Em seu pronunciamento, o deputado Catulé Júnior (PP) classificou como “temerária” a tentativa de se atribuir ao governador Carlos Brandão o pedido de cassação do prefeito Eduardo Braide que chegou à Câmara Municipal de São Luís.
“Acredito com convicção que o nosso governador nada tem a ver com essa iniciativa. O nosso governador é um homem pacato, sempre fez do diálogo a sua marca e acredito de forma muito convicta que ele não tem nada a ver com isso”, disse o parlamentar, deixando claro que não faz parte da base política do prefeito Eduardo Braide, mas que manifestava solidariedade ao gestor.
Dr. Yglésio (PRTB) também eximiu o governador Brandão de qualquer responsabilidade sobre o pedido de impeachment de Eduardo Braide e, ao mesmo tempo, chamou atenção para o crescimento da bancada de defesa do prefeito de São Luís. “Acabou de ser formada aqui a maior bancada ‘braidista’ que já teve na história”, pontuou o parlamentar em tom de ironia.

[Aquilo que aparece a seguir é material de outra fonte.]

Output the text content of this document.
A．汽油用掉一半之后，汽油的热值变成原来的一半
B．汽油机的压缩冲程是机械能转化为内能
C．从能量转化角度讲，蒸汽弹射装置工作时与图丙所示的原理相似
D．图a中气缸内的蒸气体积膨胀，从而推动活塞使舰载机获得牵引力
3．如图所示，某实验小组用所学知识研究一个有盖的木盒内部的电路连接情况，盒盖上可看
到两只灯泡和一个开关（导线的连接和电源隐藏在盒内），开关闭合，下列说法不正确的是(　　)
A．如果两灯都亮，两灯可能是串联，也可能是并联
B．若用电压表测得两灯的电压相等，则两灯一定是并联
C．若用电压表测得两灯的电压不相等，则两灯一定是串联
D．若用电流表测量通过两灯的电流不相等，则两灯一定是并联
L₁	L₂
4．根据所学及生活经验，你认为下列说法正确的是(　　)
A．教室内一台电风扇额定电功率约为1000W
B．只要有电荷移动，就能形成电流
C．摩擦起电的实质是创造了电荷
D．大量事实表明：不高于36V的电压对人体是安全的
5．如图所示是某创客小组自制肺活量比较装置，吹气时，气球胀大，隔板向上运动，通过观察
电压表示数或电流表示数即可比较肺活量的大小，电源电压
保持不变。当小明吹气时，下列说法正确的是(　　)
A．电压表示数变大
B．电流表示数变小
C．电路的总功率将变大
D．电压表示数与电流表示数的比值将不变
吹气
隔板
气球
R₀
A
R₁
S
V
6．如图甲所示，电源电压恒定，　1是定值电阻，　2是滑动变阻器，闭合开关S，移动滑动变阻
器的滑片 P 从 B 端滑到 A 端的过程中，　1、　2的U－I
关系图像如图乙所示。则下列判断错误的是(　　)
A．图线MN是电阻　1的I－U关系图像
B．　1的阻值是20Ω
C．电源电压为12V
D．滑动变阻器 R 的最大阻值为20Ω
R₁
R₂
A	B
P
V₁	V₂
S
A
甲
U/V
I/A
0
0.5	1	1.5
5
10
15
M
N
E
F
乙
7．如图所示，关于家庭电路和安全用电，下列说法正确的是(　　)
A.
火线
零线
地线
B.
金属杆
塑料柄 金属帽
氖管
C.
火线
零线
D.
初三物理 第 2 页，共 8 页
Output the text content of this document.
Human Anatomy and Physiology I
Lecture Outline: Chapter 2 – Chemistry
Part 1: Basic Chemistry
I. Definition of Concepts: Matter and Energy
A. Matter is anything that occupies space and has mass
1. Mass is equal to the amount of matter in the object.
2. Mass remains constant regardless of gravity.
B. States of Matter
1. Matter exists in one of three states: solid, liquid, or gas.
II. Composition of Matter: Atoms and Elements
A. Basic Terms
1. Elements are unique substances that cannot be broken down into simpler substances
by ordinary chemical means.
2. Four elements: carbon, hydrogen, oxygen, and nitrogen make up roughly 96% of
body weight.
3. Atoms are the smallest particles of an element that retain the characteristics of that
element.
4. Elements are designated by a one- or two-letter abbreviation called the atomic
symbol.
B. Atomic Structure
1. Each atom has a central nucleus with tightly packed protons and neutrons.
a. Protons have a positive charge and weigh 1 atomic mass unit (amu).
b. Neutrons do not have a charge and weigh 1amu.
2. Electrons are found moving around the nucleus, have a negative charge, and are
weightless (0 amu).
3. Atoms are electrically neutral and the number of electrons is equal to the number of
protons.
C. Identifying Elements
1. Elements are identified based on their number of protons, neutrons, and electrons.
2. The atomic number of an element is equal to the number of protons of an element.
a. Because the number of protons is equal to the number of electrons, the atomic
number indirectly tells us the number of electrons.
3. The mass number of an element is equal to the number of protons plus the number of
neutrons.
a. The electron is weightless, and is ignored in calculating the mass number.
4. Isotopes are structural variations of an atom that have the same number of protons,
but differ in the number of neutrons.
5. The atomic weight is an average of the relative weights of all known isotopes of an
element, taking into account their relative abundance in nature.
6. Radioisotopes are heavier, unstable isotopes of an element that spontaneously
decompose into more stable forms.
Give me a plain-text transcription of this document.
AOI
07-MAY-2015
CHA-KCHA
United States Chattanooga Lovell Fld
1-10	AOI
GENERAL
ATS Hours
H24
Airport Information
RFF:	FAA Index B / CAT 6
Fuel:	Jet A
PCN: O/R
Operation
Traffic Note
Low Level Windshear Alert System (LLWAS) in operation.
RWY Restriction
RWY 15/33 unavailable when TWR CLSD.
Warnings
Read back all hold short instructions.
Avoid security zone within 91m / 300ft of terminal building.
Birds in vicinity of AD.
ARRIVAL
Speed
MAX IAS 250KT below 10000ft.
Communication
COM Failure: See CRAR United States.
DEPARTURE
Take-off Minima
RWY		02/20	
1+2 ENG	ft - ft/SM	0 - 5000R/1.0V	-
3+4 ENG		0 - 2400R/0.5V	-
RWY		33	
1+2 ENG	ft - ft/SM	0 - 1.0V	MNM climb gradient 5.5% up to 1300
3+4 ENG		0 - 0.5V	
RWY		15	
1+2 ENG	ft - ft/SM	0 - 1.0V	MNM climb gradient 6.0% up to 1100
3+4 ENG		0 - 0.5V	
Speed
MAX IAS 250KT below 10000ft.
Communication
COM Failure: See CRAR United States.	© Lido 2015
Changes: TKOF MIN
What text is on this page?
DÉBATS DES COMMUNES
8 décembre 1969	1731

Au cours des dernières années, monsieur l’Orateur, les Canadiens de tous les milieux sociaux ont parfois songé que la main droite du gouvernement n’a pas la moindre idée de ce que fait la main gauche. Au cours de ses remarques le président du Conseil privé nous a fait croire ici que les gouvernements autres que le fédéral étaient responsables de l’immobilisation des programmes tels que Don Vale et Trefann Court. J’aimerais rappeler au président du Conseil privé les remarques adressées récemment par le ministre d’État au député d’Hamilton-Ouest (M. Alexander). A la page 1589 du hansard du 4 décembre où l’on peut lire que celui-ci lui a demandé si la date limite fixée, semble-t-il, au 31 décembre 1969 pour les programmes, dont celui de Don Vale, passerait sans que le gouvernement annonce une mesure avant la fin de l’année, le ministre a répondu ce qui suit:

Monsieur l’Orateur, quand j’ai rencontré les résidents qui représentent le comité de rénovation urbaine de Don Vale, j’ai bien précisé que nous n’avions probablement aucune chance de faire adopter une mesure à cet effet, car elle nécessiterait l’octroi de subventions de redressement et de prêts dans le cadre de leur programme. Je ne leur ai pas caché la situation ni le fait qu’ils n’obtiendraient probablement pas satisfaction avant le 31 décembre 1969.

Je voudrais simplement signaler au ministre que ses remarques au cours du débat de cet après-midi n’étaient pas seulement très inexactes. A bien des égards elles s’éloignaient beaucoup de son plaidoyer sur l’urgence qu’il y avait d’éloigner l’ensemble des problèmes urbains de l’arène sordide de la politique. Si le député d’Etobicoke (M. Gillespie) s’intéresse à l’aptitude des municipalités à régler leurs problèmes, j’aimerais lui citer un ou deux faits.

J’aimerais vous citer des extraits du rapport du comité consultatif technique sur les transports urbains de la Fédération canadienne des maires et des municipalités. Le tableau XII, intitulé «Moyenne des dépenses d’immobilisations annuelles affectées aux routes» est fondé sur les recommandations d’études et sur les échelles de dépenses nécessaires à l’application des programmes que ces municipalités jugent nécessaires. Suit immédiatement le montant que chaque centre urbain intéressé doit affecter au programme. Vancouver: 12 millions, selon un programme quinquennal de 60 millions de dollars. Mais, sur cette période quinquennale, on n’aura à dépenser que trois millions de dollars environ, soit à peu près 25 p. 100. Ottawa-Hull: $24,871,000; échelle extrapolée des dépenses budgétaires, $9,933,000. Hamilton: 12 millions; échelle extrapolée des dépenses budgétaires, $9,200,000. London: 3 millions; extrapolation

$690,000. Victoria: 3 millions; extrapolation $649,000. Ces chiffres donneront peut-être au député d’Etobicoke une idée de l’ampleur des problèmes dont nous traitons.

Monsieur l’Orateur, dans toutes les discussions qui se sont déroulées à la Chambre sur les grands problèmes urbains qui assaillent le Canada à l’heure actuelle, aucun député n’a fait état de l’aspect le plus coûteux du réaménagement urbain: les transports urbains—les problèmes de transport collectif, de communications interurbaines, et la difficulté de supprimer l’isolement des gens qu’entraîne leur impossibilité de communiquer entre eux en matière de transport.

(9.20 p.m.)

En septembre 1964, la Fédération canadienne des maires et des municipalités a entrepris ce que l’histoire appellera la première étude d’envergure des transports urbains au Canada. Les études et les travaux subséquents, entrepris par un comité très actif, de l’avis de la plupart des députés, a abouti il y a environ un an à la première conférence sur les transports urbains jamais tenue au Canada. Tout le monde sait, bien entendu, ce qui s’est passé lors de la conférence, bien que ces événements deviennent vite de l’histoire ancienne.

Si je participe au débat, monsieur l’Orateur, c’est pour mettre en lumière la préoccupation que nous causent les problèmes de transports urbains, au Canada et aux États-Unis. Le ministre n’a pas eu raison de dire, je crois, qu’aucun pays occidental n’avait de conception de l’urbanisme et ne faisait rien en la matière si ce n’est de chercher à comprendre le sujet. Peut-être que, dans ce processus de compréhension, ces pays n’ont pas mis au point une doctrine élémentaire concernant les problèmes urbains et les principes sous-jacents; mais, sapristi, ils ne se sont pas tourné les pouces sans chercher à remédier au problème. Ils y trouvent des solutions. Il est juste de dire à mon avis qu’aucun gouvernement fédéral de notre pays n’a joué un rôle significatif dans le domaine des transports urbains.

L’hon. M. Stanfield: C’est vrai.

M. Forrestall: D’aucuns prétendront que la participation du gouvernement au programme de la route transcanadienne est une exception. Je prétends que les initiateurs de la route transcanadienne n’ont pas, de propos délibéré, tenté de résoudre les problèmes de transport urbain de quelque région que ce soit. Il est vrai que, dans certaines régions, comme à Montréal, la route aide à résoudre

Ainda em seu discurso, Dr. Yglésio fez questão de esclarecer que o pedido de cassação de Eduardo Braide está diretamente relacionado com uma representação movida por um auditor fiscal aposentado do município em virtude de um corte de R$ 10 mil na remuneração da categoria. “Foi um auditor que perdeu 10 mil reais do salário dele. O pedido (de cassação) teria que ser analisado para seguir para tramitação através de uma comissão”, disse o deputado.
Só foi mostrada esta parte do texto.